Dalam penyidikan terpenuhinya unsur menjadikan status Kamaruddin Simanjuntak menjadi tersangka, sebagai pembuat tindak pidana pencemaran nama baik sebagaimana Pasal 27 Ayat 3 dan Pasal 28 Ayat 2 UU ITE.
Setelah memperhatikan duduk perkara tersebut, ada beberapa hal yang menarik untuk dibahas lebih lanjut berupa apakah unsur-unsur Pasal 27 Ayat 3 dan Pasal 28 Ayat 2 Undang-undang ITE dengan sangkaan telah deskripsikan cerita yang memiliki muatan penghinaan dan atau pencemaran nama baik yang menggunakan kata-kata yang tidak patut terhadap Direktur Utama PT Taspen ANS Kosasih yang dianggap mengganggu martabat sehingga layak disangkakan sebagai tindak pidana pidana pencemaran nama baik.
Jika ditelaah dalam Pasal 27 ayat (3) UU ITE terdapat frasa “memiliki muatan” yang artinya tidak perlu dibuktikan adanya niat untuk menghina, dan penegak hukum hanya perlu membuktikan pelaku melakukan perbuatan sesuai unsur pasal tersebut (delik formil) berbeda dengan pengaturan dalam KUHP yang harus adanya niat.
Namun, melalui putusan Mahkamah Konstitusi (MK) Nomor 50/PUU-VI/2008 dengan Pasal 27 ayat (3) UU ITE dan perubahannya tidak jelas menyebutkan subjek hukum yang dihina, dalam hal ini apakah hanya orang dan badan hukum, apakah termasuk juga jabatan seseorang, pasal ini hanya melarang perbuatan distribusi dan/atau transmisi dan/atau membuat dapat diaksesnya Informasi Elektronik dan/atau Dokumen Elektronik yang memiliki muatan penghinaan dan/atau pencemaran nama baik.

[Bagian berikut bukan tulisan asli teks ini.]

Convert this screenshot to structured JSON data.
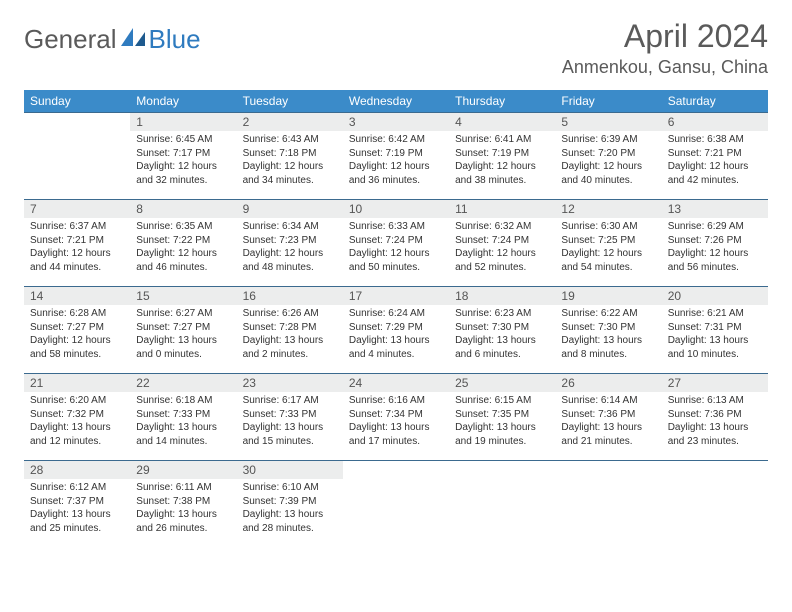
{
  "brand": {
    "part1": "General",
    "part2": "Blue"
  },
  "title": "April 2024",
  "location": "Anmenkou, Gansu, China",
  "colors": {
    "header_bg": "#3b8bc9",
    "header_text": "#ffffff",
    "daynum_bg": "#eceded",
    "border": "#3b6a8f",
    "brand_blue": "#2f7bbf",
    "brand_gray": "#5a5a5a"
  },
  "weekdays": [
    "Sunday",
    "Monday",
    "Tuesday",
    "Wednesday",
    "Thursday",
    "Friday",
    "Saturday"
  ],
  "weeks": [
    [
      {
        "n": "",
        "sr": "",
        "ss": "",
        "d1": "",
        "d2": ""
      },
      {
        "n": "1",
        "sr": "Sunrise: 6:45 AM",
        "ss": "Sunset: 7:17 PM",
        "d1": "Daylight: 12 hours",
        "d2": "and 32 minutes."
      },
      {
        "n": "2",
        "sr": "Sunrise: 6:43 AM",
        "ss": "Sunset: 7:18 PM",
        "d1": "Daylight: 12 hours",
        "d2": "and 34 minutes."
      },
      {
        "n": "3",
        "sr": "Sunrise: 6:42 AM",
        "ss": "Sunset: 7:19 PM",
        "d1": "Daylight: 12 hours",
        "d2": "and 36 minutes."
      },
      {
        "n": "4",
        "sr": "Sunrise: 6:41 AM",
        "ss": "Sunset: 7:19 PM",
        "d1": "Daylight: 12 hours",
        "d2": "and 38 minutes."
      },
      {
        "n": "5",
        "sr": "Sunrise: 6:39 AM",
        "ss": "Sunset: 7:20 PM",
        "d1": "Daylight: 12 hours",
        "d2": "and 40 minutes."
      },
      {
        "n": "6",
        "sr": "Sunrise: 6:38 AM",
        "ss": "Sunset: 7:21 PM",
        "d1": "Daylight: 12 hours",
        "d2": "and 42 minutes."
      }
    ],
    [
      {
        "n": "7",
        "sr": "Sunrise: 6:37 AM",
        "ss": "Sunset: 7:21 PM",
        "d1": "Daylight: 12 hours",
        "d2": "and 44 minutes."
      },
      {
        "n": "8",
        "sr": "Sunrise: 6:35 AM",
        "ss": "Sunset: 7:22 PM",
        "d1": "Daylight: 12 hours",
        "d2": "and 46 minutes."
      },
      {
        "n": "9",
        "sr": "Sunrise: 6:34 AM",
        "ss": "Sunset: 7:23 PM",
        "d1": "Daylight: 12 hours",
        "d2": "and 48 minutes."
      },
      {
        "n": "10",
        "sr": "Sunrise: 6:33 AM",
        "ss": "Sunset: 7:24 PM",
        "d1": "Daylight: 12 hours",
        "d2": "and 50 minutes."
      },
      {
        "n": "11",
        "sr": "Sunrise: 6:32 AM",
        "ss": "Sunset: 7:24 PM",
        "d1": "Daylight: 12 hours",
        "d2": "and 52 minutes."
      },
      {
        "n": "12",
        "sr": "Sunrise: 6:30 AM",
        "ss": "Sunset: 7:25 PM",
        "d1": "Daylight: 12 hours",
        "d2": "and 54 minutes."
      },
      {
        "n": "13",
        "sr": "Sunrise: 6:29 AM",
        "ss": "Sunset: 7:26 PM",
        "d1": "Daylight: 12 hours",
        "d2": "and 56 minutes."
      }
    ],
    [
      {
        "n": "14",
        "sr": "Sunrise: 6:28 AM",
        "ss": "Sunset: 7:27 PM",
        "d1": "Daylight: 12 hours",
        "d2": "and 58 minutes."
      },
      {
        "n": "15",
        "sr": "Sunrise: 6:27 AM",
        "ss": "Sunset: 7:27 PM",
        "d1": "Daylight: 13 hours",
        "d2": "and 0 minutes."
      },
      {
        "n": "16",
        "sr": "Sunrise: 6:26 AM",
        "ss": "Sunset: 7:28 PM",
        "d1": "Daylight: 13 hours",
        "d2": "and 2 minutes."
      },
      {
        "n": "17",
        "sr": "Sunrise: 6:24 AM",
        "ss": "Sunset: 7:29 PM",
        "d1": "Daylight: 13 hours",
        "d2": "and 4 minutes."
      },
      {
        "n": "18",
        "sr": "Sunrise: 6:23 AM",
        "ss": "Sunset: 7:30 PM",
        "d1": "Daylight: 13 hours",
        "d2": "and 6 minutes."
      },
      {
        "n": "19",
        "sr": "Sunrise: 6:22 AM",
        "ss": "Sunset: 7:30 PM",
        "d1": "Daylight: 13 hours",
        "d2": "and 8 minutes."
      },
      {
        "n": "20",
        "sr": "Sunrise: 6:21 AM",
        "ss": "Sunset: 7:31 PM",
        "d1": "Daylight: 13 hours",
        "d2": "and 10 minutes."
      }
    ],
    [
      {
        "n": "21",
        "sr": "Sunrise: 6:20 AM",
        "ss": "Sunset: 7:32 PM",
        "d1": "Daylight: 13 hours",
        "d2": "and 12 minutes."
      },
      {
        "n": "22",
        "sr": "Sunrise: 6:18 AM",
        "ss": "Sunset: 7:33 PM",
        "d1": "Daylight: 13 hours",
        "d2": "and 14 minutes."
      },
      {
        "n": "23",
        "sr": "Sunrise: 6:17 AM",
        "ss": "Sunset: 7:33 PM",
        "d1": "Daylight: 13 hours",
        "d2": "and 15 minutes."
      },
      {
        "n": "24",
        "sr": "Sunrise: 6:16 AM",
        "ss": "Sunset: 7:34 PM",
        "d1": "Daylight: 13 hours",
        "d2": "and 17 minutes."
      },
      {
        "n": "25",
        "sr": "Sunrise: 6:15 AM",
        "ss": "Sunset: 7:35 PM",
        "d1": "Daylight: 13 hours",
        "d2": "and 19 minutes."
      },
      {
        "n": "26",
        "sr": "Sunrise: 6:14 AM",
        "ss": "Sunset: 7:36 PM",
        "d1": "Daylight: 13 hours",
        "d2": "and 21 minutes."
      },
      {
        "n": "27",
        "sr": "Sunrise: 6:13 AM",
        "ss": "Sunset: 7:36 PM",
        "d1": "Daylight: 13 hours",
        "d2": "and 23 minutes."
      }
    ],
    [
      {
        "n": "28",
        "sr": "Sunrise: 6:12 AM",
        "ss": "Sunset: 7:37 PM",
        "d1": "Daylight: 13 hours",
        "d2": "and 25 minutes."
      },
      {
        "n": "29",
        "sr": "Sunrise: 6:11 AM",
        "ss": "Sunset: 7:38 PM",
        "d1": "Daylight: 13 hours",
        "d2": "and 26 minutes."
      },
      {
        "n": "30",
        "sr": "Sunrise: 6:10 AM",
        "ss": "Sunset: 7:39 PM",
        "d1": "Daylight: 13 hours",
        "d2": "and 28 minutes."
      },
      {
        "n": "",
        "sr": "",
        "ss": "",
        "d1": "",
        "d2": ""
      },
      {
        "n": "",
        "sr": "",
        "ss": "",
        "d1": "",
        "d2": ""
      },
      {
        "n": "",
        "sr": "",
        "ss": "",
        "d1": "",
        "d2": ""
      },
      {
        "n": "",
        "sr": "",
        "ss": "",
        "d1": "",
        "d2": ""
      }
    ]
  ]
}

Berbeda halnya dengan pengaturan dalam KUHP yang pada hakikatnya harus ada kesengajaan untuk menyerang kehormatan seseorang. Permasalahan lain ialah uji materiil UU ITE tidak mencantumkan pasal 310 dan pasal 311 KUHP secara rinci, melalui putusan MK a quo yang menyebutkan bahwa pasal kedua pasal KUHP tersebut sebagai acuan (delict genus) pasal 27 ayat 3 UU ITE tersebut.

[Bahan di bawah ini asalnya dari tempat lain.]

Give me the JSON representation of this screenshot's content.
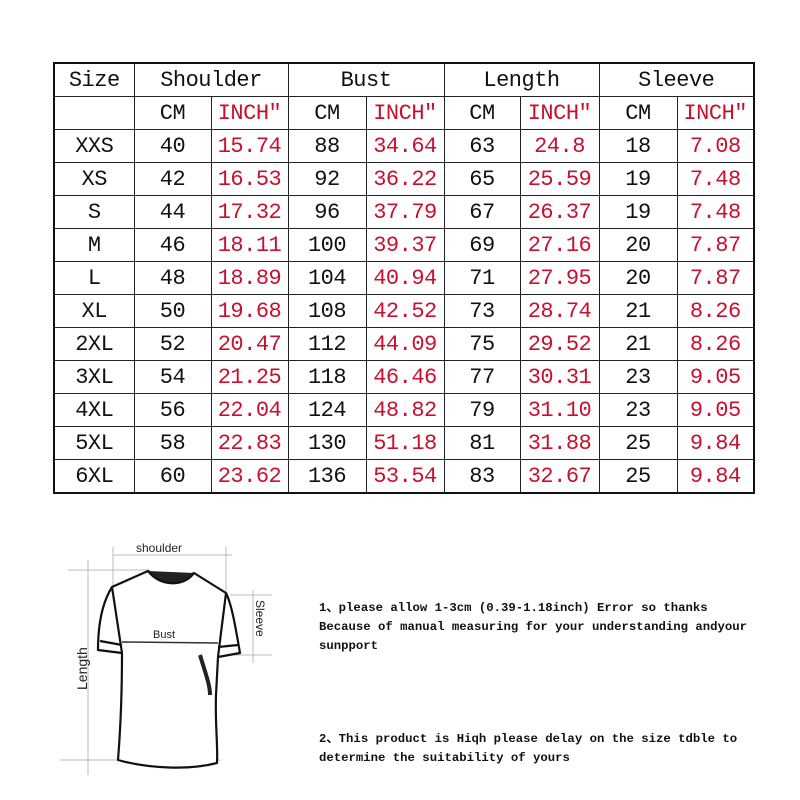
{
  "table": {
    "headers": [
      "Size",
      "Shoulder",
      "Bust",
      "Length",
      "Sleeve"
    ],
    "units": [
      "CM",
      "INCH″",
      "CM",
      "INCH″",
      "CM",
      "INCH″",
      "CM",
      "INCH″"
    ],
    "rows": [
      [
        "XXS",
        "40",
        "15.74",
        "88",
        "34.64",
        "63",
        "24.8",
        "18",
        "7.08"
      ],
      [
        "XS",
        "42",
        "16.53",
        "92",
        "36.22",
        "65",
        "25.59",
        "19",
        "7.48"
      ],
      [
        "S",
        "44",
        "17.32",
        "96",
        "37.79",
        "67",
        "26.37",
        "19",
        "7.48"
      ],
      [
        "M",
        "46",
        "18.11",
        "100",
        "39.37",
        "69",
        "27.16",
        "20",
        "7.87"
      ],
      [
        "L",
        "48",
        "18.89",
        "104",
        "40.94",
        "71",
        "27.95",
        "20",
        "7.87"
      ],
      [
        "XL",
        "50",
        "19.68",
        "108",
        "42.52",
        "73",
        "28.74",
        "21",
        "8.26"
      ],
      [
        "2XL",
        "52",
        "20.47",
        "112",
        "44.09",
        "75",
        "29.52",
        "21",
        "8.26"
      ],
      [
        "3XL",
        "54",
        "21.25",
        "118",
        "46.46",
        "77",
        "30.31",
        "23",
        "9.05"
      ],
      [
        "4XL",
        "56",
        "22.04",
        "124",
        "48.82",
        "79",
        "31.10",
        "23",
        "9.05"
      ],
      [
        "5XL",
        "58",
        "22.83",
        "130",
        "51.18",
        "81",
        "31.88",
        "25",
        "9.84"
      ],
      [
        "6XL",
        "60",
        "23.62",
        "136",
        "53.54",
        "83",
        "32.67",
        "25",
        "9.84"
      ]
    ]
  },
  "diagram": {
    "shoulder": "shoulder",
    "bust": "Bust",
    "sleeve": "Sleeve",
    "length": "Length"
  },
  "notes": {
    "note1": "1、please allow 1-3cm (0.39-1.18inch) Error so thanks\nBecause of manual measuring for your understanding andyour\nsunpport",
    "note2": "2、This product is Hiqh please delay on the size tdble to\ndetermine the suitability of yours"
  },
  "colors": {
    "inch": "#c8102e",
    "cm": "#111111",
    "border": "#222222"
  }
}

Berkaitan dengan rumusan Pasal 27 ayat (3) UU ITE secara keseluruhan, yaitu: tidak adanya kejelasan unsur pencemaran dan baik dan penghinaan (subjek), tidak jelasnya objek pasal tersebut yang hanya individu, badan hukum, atau termasuk juga jabatan, ketidakjelasan dalam pertanggung jawaban, siapa yang bertanggung jawab, yang membuat, yang menyebarkan pencemaran nama baik tersebut.

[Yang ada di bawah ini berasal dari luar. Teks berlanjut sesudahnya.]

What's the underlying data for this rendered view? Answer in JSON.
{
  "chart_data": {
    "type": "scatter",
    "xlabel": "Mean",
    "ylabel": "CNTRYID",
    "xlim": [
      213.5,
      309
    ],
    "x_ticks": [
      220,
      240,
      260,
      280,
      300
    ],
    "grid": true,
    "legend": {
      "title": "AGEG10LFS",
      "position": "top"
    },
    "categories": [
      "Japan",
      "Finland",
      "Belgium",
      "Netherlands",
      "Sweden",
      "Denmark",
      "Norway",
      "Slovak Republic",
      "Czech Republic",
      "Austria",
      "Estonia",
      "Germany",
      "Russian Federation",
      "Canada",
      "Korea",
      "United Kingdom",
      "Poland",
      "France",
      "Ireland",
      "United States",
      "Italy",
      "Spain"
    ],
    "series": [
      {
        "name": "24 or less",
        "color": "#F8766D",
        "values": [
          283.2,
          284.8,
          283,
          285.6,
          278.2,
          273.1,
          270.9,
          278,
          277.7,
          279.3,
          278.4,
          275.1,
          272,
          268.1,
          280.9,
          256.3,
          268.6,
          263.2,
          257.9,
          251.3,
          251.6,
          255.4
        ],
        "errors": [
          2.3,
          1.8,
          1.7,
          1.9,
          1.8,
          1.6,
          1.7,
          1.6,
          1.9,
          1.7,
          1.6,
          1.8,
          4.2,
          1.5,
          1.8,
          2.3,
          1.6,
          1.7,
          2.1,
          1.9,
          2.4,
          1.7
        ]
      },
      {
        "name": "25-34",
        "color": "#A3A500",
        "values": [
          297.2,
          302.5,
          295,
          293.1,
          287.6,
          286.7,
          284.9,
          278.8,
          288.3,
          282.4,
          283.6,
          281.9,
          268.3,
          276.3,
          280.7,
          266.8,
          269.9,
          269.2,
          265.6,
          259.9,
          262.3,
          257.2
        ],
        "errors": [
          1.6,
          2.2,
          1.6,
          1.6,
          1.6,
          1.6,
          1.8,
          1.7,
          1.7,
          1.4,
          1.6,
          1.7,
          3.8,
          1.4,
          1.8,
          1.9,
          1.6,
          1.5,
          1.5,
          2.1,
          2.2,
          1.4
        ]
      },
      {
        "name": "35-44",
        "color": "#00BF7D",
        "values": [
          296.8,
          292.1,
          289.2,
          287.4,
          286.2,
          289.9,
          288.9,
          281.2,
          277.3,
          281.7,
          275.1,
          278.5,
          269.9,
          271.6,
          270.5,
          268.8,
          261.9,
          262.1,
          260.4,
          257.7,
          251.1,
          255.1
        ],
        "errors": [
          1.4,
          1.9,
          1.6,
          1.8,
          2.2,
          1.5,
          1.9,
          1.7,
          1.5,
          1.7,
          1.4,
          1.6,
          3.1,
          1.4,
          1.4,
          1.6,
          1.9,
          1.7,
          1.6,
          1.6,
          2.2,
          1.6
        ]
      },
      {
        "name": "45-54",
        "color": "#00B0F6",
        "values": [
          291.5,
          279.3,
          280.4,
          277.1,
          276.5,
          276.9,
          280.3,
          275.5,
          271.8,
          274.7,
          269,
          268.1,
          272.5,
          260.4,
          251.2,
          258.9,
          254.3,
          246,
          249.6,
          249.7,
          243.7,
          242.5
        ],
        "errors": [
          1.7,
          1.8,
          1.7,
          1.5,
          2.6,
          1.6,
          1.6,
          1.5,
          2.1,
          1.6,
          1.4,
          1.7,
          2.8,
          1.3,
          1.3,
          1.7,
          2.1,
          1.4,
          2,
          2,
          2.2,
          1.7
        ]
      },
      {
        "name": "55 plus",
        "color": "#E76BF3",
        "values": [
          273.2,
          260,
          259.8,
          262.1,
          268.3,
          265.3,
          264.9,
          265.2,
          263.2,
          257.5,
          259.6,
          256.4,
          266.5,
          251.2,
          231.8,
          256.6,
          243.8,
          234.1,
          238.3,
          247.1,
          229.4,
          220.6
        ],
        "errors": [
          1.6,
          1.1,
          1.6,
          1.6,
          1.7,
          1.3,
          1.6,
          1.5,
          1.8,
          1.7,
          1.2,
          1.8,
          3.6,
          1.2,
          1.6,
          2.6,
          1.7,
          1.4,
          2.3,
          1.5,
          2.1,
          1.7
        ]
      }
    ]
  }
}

Masih banyak yang bukan korban langsung yang mengajukan aduan delik, tidak dimasukkannya doktrin pembelaan diri ataupun alasan pembenar untuk penghapusan pidana, tidak jelas arahnya ke dalam publik atau privat, ketidakjelasan sanksi pemidanaan.
Ketidakjelasan perbedaan sesuatu yang bersifat kebebasan berpendapat, kritik, opini lain untuk informasi dan kepentingan publik padahal dalam Pasal 4 UU ITE dikatakan bahwa tujuan pembuatannya ialah untuk mencerdaskan kehidupan bangsa sebagai bagian dari masyarakat informasi di cyberspace. (Andi Haerul Karim, 2021).
Dalam hal ini, menilai efektivitas pasal haruslah melalui dua sisi, pengaturan dan penegakan atau penerapan (law enforcement). Dilihat dari pengaturan, pasal ini baik untuk melindungi orang dari cybercrime dan mempertahankan nama baik namun masih perlu adanya revisi dalam perumusan secara lex certa (terperinci, jelas dan cermat), lex stricta (secara tertulis), dan lex previa (tidak boleh berlaku surut), banyak hal dari substansinya, mulai dari pencantuman definisi, subjek, objek, unsur-unsur perbuatan, dan penegakan sanksi pidana nya. Sedangkan dilihat dari penggunaannya harus dicermati case by case.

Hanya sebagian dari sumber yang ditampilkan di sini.